The WAHO DG encouraged pool testing for Nigeria to detect more infections if the country has the capacity and urged any governor who is denying his people opportunity to be tested to have a rethink and bear in mind that this is a global pandemic.

He said, “WAHO encourages governments to continue to mitigate the impact of the pandemic on vulnerable populations, to safeguard the delivery of essential health services particularly to women, children, the elderly and marginalised populations, and to reward the selfless services of all those in the frontline of fighting this pandemic – the doctors, nurses, contact tracers, laboratory, volunteers, and their families.”

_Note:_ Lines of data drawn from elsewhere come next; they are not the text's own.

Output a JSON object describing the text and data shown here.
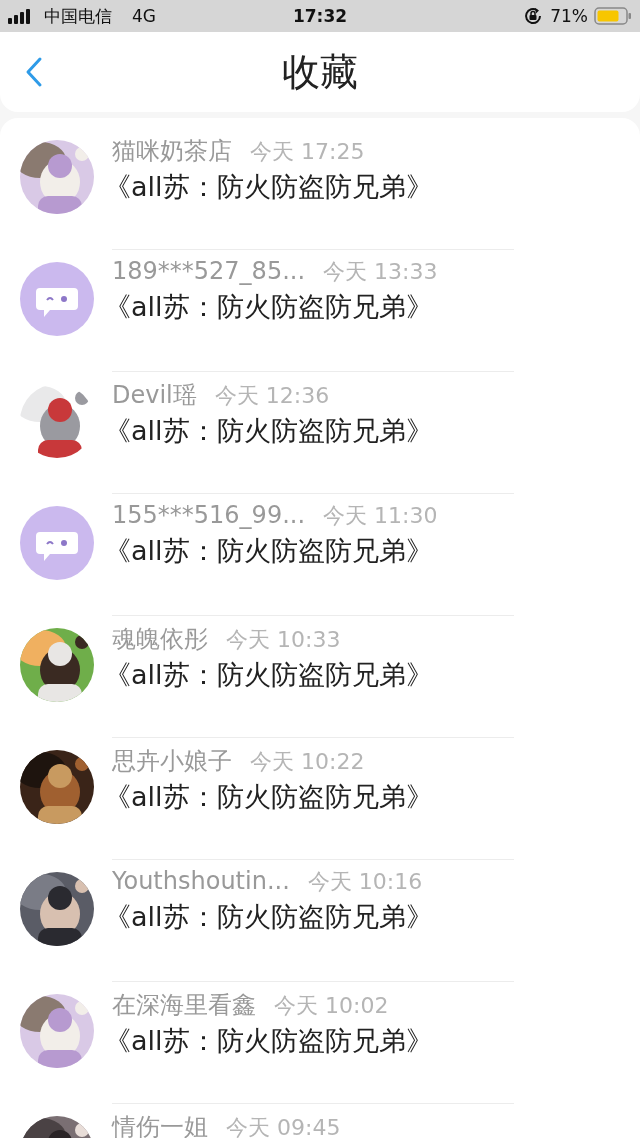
{
  "status_bar": {
    "carrier": "中国电信",
    "network": "4G",
    "time": "17:32",
    "battery": "71%"
  },
  "header": {
    "title": "收藏"
  },
  "items": [
    {
      "name": "猫咪奶茶店",
      "time": "今天 17:25",
      "title": "《all苏：防火防盗防兄弟》"
    },
    {
      "avatar": {
        "kind": "default"
      },
      "name": "189***527_85...",
      "time": "今天 13:33",
      "title": "《all苏：防火防盗防兄弟》"
    },
    {
      "name": "Devil瑶",
      "time": "今天 12:36",
      "title": "《all苏：防火防盗防兄弟》"
    },
    {
      "avatar": {
        "kind": "default"
      },
      "name": "155***516_99...",
      "time": "今天 11:30",
      "title": "《all苏：防火防盗防兄弟》"
    },
    {
      "name": "魂魄依彤",
      "time": "今天 10:33",
      "title": "《all苏：防火防盗防兄弟》"
    },
    {
      "name": "思卉小娘子",
      "time": "今天 10:22",
      "title": "《all苏：防火防盗防兄弟》"
    },
    {
      "name": "Youthshoutin...",
      "time": "今天 10:16",
      "title": "《all苏：防火防盗防兄弟》"
    },
    {
      "name": "在深海里看鑫",
      "time": "今天 10:02",
      "title": "《all苏：防火防盗防兄弟》"
    },
    {
      "name": "情伤一姐",
      "time": "今天 09:45"
    }
  ]
}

Okolo noted WAHO and ECOWAS agreed that anything that we can manufacture locally in Africa couldn’t be procured from elsewhere adding that the organisation has supported local manufacture of drugs and vaccines.

“Government will not defeat this, it is not a war you fight with bullets and the only people that can defeat COVID-19 are the population by abiding to non-pharmaceutical guidelines. The scale and nature of the pandemic has exposed weaknesses in our health systems that have undermined response efforts, including weaknesses in infrastructure, human resources, diagnostic and therapeutic facilities. The pandemic therefore offers us both an insight into our shortcomings, but also an opportunity to resolve to do better. Both the leaders and the led have had to endure the same facilities and utilise the same health resources with the obvious challenges. We can therefore commit ourselves to break the stranglehold of poor health funding, neglect of human resources for health, and weak health systems through innovative involvement of the private sector, civil society organisations and universal community health insurance schemes. We must rebuild trust with our populations and engage community and religious leaders in strengthening public adherence to the social distancing and personal hygiene measures critical to defeating the current pandemic,” he added.